Je tourne la tête et observe attentivement l'inspecteur Mark. Il est beaucoup plus courbé qu'en début de journée, beaucoup moins confiant. Il se rend alors compte que je ne suis plus en face de lui et se tourne vivement vers nous. Son regard perdu s'attarde un instant vers moi puis il se lève, comme à bout de forces.

L'inspecteur Harry me pousse pour me faire avancer et j'obéis bien sagement. Nous passons devant de nombreux gardes qui, armes à la main, tentent de se donner une contenance. C'est à ce moment-là que je me rends compte à quel point les gens dehors sont bruyants. Leurs cris et leurs protestations résonnent dans les couloirs, bien plus que dans cette pièce sombre dans laquelle nous avons été enfermés toute la journée.

Ils sont là, de l'autre côté de ces murs, pour moi. Pour nous. Un fin sourire se dessine sur mes lèvres. Nous sommes si près du but, je vois enfin le bout de ces années difficiles.

Nous passons devant des dizaines de portes toutes identiques, s'ouvrant très certainement sur des pièces similaires à celle que je viens de quitter. Toutes, sans exception, sont munies d'une minuscule fenêtre. J'essaie tant bien que mal de regarder ce qu'il se passe dans ces salles, dans l'espoir de le retrouver, mais je n'y arrive pas, l'inspecteur Mark me recadre sans cesse.

Dans mon dos je perçois les pas lourds de son collègue. Je me risque à lui jeter un coup d'œil. Il est recroquevillé sur lui-même, la tête entre les épaules, regardant le sol et les mains dans les poches.
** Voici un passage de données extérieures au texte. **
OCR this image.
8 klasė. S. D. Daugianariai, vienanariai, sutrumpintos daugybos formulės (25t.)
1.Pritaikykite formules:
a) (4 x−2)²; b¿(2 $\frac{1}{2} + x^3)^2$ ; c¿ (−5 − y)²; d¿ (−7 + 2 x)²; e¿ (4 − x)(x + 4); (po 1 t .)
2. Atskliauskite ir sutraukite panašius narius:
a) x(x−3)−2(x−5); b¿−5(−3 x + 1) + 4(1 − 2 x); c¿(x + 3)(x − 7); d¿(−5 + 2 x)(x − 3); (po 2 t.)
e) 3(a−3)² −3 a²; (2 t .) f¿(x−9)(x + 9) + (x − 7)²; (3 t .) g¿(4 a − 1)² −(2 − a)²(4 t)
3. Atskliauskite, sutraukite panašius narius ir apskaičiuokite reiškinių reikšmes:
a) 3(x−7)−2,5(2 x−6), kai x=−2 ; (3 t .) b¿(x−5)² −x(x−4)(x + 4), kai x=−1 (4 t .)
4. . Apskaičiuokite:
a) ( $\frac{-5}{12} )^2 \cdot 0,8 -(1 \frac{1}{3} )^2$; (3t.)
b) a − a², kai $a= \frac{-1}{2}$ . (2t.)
Mon récit l'a autant touché ? Lui qui me paraissait impassible lorsqu'il est venu me chercher ce matin, me rappelle à présent un chiot venant d'être abandonné.

Les inspecteurs évitent soigneusement de passer par le hall. Si les gens venaient à me voir, ce serait l'anarchie, j'en suis parfaitement consciente. Ils sont déjà à deux doigts de détruire la porte, les soldats postés devant en sont les seuls remparts.

Nous descendons au sous-sol et arrivés en bas, on m'emmène sur la droite, la partie des prisons réservée aux femmes. Je ne le reverrais pas ce soir. Beaucoup de cellules sont vides, la plupart des prisonnières ont déjà été exécutées. Le gouvernement ne prend pas la peine de garder de simples criminelles ici, ça ne ferait qu'encombrer les prisons.

Un soldat ouvre ma cellule, l'inspecteur Harry délie mes poignets et me pousse à entrer.

« Demain nous terminerons cette histoire de malheur, m'annonce-t-il en refermant la porte, et après nous déciderons de ce que nous allons faire de vous. »

Il s'en va accompagné des soldats. L'inspecteur Mark reste quelques instants de plus. Il m'observe, semble m'analyser, puis tourne tristement les talons. Je reste debout au milieu de cette pièce exigüe jusqu'à ce que le bruit de leurs pas s'étouffe dans les escaliers. Je passe une main dans mes cheveux emmêlés pour les recoiffer et m'assois sur ce lit inconfortable.